Oggi Conte gioca la partita decisiva della sua vita politica. Non può sbagliare.
Se va da Draghi con l’intento di forzare il gioco o rompe e si va al voto col M5s non più alleato del Pd, oppure torna a casa con le pive nel sacco, senza aver ottenuto nulla e la sua carriera di leader finisce qui.
I rapporti di forza lo vedono molto svantaggiato. Non è interesse di Draghi umiliare Conte. Ma se davvero le sue richieste riguardano la difesa ad oltranza del Reddito di cittadinanza, il no al termovalorizzatore di Roma e il ripristino sine die del bonus 110%, può pure risparmiarsi la fatica. Se invece Conte mette da parte i risentimenti personali e i massimalismi può uscirne a testa alta.
È lui che deve proporre a Draghi di correggere gli errori del Rdc senza eliminarlo. Tocca a lui non ostacolare la chiusura del bonus 110% garantendo a chi finora si è impegnato in questa avventura di non fallire. Conte deve esigere che il termovalorizzatore di Roma sia il modello migliore al mondo quanto a compatibilità ambientale e battersi per un forte impulso alla transizione ecologica nell’energia.

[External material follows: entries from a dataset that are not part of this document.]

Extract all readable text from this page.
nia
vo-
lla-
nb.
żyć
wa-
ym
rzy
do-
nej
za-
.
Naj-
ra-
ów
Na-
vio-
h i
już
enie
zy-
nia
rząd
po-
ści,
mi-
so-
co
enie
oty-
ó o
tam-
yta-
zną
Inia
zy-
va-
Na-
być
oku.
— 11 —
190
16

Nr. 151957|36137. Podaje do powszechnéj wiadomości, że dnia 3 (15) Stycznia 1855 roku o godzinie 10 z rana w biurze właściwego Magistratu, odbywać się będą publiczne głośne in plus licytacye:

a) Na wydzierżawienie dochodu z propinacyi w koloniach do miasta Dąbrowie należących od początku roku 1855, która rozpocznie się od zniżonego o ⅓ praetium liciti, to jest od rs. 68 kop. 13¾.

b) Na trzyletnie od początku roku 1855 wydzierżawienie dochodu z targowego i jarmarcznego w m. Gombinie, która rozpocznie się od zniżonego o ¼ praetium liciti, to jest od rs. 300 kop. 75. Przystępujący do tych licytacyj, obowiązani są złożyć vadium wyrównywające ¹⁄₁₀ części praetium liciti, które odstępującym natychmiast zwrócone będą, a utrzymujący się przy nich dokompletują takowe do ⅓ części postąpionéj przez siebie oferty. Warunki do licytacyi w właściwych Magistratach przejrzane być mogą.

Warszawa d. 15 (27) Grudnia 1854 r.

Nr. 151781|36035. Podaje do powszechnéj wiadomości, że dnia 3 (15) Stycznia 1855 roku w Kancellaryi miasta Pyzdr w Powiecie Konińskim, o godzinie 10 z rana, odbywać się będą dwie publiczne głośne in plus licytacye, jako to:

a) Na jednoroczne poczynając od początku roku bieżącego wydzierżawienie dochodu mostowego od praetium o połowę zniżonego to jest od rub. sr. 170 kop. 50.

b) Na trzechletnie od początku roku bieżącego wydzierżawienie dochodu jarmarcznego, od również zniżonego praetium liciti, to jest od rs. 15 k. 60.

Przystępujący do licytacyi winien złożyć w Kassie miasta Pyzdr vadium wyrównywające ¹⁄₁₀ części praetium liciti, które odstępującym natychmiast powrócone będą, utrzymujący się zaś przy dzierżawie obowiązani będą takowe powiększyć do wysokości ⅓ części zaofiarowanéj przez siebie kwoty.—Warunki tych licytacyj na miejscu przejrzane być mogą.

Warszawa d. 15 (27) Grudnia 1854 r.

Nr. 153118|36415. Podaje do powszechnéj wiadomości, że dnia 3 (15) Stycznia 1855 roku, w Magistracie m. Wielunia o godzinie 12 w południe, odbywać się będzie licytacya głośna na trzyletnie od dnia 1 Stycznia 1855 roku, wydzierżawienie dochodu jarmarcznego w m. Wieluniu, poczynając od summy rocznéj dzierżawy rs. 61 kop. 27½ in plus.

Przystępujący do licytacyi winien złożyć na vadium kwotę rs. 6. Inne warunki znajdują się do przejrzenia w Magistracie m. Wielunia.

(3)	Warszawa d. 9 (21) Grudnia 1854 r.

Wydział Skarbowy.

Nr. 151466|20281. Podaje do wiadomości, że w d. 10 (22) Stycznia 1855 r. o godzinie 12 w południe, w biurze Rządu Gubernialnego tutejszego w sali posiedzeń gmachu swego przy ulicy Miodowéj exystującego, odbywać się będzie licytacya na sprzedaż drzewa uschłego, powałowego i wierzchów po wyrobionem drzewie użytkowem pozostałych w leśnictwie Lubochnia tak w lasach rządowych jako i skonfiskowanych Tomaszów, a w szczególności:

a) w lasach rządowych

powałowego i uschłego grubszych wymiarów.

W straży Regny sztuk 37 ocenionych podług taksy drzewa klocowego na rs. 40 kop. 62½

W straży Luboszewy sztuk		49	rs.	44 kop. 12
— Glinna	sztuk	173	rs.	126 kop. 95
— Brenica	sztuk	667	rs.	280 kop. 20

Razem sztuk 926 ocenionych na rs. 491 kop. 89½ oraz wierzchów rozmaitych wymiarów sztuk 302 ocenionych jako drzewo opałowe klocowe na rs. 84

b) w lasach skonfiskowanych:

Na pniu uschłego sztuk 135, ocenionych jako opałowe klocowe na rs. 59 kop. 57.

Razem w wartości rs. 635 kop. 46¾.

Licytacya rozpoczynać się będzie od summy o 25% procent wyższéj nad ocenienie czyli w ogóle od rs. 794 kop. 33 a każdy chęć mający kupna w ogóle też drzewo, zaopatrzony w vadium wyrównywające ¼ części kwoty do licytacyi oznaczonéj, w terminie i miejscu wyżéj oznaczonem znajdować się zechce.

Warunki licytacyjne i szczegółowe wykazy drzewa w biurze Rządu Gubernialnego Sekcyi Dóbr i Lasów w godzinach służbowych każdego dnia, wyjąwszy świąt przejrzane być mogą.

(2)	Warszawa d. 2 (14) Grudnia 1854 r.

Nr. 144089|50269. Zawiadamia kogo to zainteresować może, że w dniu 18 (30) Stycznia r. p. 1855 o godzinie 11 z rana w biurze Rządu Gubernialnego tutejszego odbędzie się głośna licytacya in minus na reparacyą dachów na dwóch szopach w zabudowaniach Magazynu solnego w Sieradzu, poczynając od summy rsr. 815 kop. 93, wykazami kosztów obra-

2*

Draghi è più forte che mai. Blindato da Mattarella, corroborato da Di Maio che gli ha portato mezzo M5S, con Salvini che batte in ritirata e un grande successo internazionale, il presidente del Consiglio ha al suo attivo anche un’intesa speciale con Grillo. Draghi il bel gesto lo ha fatto: senza i 5Stelle questo Governo non va avanti- ha detto-. Nulla di più e nulla di meno.
Ora tocca a Conte fare la contromossa
A differenza di Draghi, Conte non è mai stato così debole. Il M5S scende nei sondaggi e rischia di finire sotto la soglia psicologica del 10%. Ha subito una devastante scissione. Ha preso uno schiaffone alle elezioni amministrative. I pettegolezzi fatti circolare sulle telefonate Draghi-Grillo sul conto dell’ avvocato sono stati un boomerang che ha provocato un doloroso bernoccolo all’immagine di Conte. Grillo non lo ha difeso. E poi si sono aggiunti gli amici del Pd a sbarrargli la strada dell’uscita dal Governo o dalla maggioranza. Letta ha dichiarato che non sosterrà nessun altro governo. Se rompi col governo – ha aggiunto Franceschini-alle elezioni non saremo più alleati.
Peggio di così non poteva andare a Conte che va da Draghi isolato politicamente e senza armi di attacco. Non è interesse di Draghi umiliare Conte. Ma Conte non deve mettersi nelle condizioni di subire un clamoroso smacco.
Se davvero le sue richieste riguardano la difesa ad oltranza del Reddito di cittadinanza, il no al termovalorizzatore di Roma e il ripristino sine die del bonus 110%, Conte può pure risparmiarsi la fatica.
Si tratta di battaglie identitarie e di retroguardia, massimalistiche, nel vecchio stile populistico e demagogico del 2018, destinate al fallimento come le altre: No Tap, NoTav, No Ilva e via di questo passo
Se invece Conte mette da parte i risentimenti personali e i massimalismi può uscirne a testa alta. È lui che deve proporre a Draghi di correggere gli errori del Rdc senza senza eliminarlo. Tocca a lui non ostacolare la chiusura del bonus 110% garantendo a chi finora si è impegnato in questa avventura di non fallire. E infine Conte deve esigere che il termovalorizzatore di Roma sia il modello migliore al mondo quanto a compatibilità ambientale. Questa non sarebbe una resa ma una dimostrazione di concretezza e di forza che spiazzerebbe gli avversari di Conte e darebbe all’avvocato una caratura politica di qualità.
Conte deve giocarsi la carta non del guastatore ma di chi vuole essere il paladino di scelte coraggiose ed equilibrate. Potrebbe chiedere maggiori investimenti sulla transizione ecologica nel campo dell’energia, un’accelerazione bruciante per le rinnovabili proprio per fronteggiare la crisi del gas. Si presenti con una serie di SI e senza gli abituali NO. Gli conviene.